Shyamalan thriller fails to deliver

Security guard Ben (Bokeem Woodbine), mechanic Tony (Logan Marshall-Green), salesman Vince (Geoffrey Arend), his wife Sarah (Bojana Novakovic) and an older woman (Jenny O’Hara) all enter the same lift only for the car to become stuck between floors.

Shyamalan thriller fails to deliver

Devil

(Cert 15, 77 mins, Thriller)

Security guard Ben (Bokeem Woodbine), mechanic Tony (Logan Marshall-Green), salesman Vince (Geoffrey Arend), his wife Sarah (Bojana Novakovic) and an older woman (Jenny O’Hara) all enter the same lift only for the car to become stuck between floors.

As tensions within the claustrophobic space explode, Detective Bowden (Chris Messina) works tirelessly to free the five strangers from their suspended prison in a Philadelphia office block, monitoring the situation closely via CCTV.

The cop clashes with devoutly Catholic security guard Ramirez (Jacob Vargas), while in the elevator car, as the thickening air of fear and paranoia compels the stricken passengers to turn on one another.

Based on a story by M Night Shyamalan (The Sixth Sense), which has been adapted for the screen by Brian Nelson, Devil is a supernatural thriller about a group of apparent strangers, who discover that one of their number is Satan.

The plot threatens to crash to terra firma well before the elevator ever moves, underpinned by religious mumbo jumbo about atonement and sin.
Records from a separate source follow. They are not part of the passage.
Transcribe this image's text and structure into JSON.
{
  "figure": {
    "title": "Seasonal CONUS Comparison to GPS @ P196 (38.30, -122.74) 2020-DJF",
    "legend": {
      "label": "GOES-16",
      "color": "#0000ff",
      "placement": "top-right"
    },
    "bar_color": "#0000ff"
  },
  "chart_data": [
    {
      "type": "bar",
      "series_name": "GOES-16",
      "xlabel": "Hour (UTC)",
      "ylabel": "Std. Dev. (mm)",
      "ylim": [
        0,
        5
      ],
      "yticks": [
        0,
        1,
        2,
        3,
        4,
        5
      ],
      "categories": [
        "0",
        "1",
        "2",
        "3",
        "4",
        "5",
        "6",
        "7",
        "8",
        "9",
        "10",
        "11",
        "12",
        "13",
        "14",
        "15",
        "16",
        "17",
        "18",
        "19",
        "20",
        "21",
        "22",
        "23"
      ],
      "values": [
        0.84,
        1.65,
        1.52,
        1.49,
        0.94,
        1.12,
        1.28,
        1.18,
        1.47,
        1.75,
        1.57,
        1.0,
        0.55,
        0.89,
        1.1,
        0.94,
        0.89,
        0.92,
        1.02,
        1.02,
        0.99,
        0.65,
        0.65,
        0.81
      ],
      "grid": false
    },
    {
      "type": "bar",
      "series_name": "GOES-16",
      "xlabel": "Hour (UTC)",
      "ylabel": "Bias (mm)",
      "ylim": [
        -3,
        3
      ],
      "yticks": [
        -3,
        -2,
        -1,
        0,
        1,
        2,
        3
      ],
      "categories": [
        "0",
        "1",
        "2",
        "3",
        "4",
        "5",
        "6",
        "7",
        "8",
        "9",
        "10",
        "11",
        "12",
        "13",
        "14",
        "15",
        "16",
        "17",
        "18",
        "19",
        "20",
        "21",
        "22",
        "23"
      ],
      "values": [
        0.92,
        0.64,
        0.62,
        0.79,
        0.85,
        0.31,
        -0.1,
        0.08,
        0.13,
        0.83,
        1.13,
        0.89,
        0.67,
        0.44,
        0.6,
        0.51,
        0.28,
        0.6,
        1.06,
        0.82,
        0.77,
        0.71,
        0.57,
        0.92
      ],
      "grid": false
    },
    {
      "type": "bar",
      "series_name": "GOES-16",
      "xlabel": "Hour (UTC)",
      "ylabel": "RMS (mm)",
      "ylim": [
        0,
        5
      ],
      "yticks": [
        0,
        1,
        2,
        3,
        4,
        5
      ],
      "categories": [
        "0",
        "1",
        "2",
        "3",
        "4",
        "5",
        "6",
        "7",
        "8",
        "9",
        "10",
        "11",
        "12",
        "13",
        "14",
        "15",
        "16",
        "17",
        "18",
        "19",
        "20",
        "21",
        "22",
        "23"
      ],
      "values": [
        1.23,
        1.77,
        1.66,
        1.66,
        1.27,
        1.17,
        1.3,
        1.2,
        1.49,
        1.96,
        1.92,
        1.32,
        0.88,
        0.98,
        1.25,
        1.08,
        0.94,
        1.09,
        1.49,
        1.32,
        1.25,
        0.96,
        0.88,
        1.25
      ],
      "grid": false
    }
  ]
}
Director John Erick Dowdle, who previously made Quarantine, the English language remake of [REC], cranks up the tension within the cramped, static central location, allowing his camera to prowl the lift shaft where the nightmare unfolds.

Characterisation is weak so there is never any threat that viewers will be chewing their nails down to the cuticles. Since the story tumbles from the imagination of Shyamalan, there is the obligatory twist.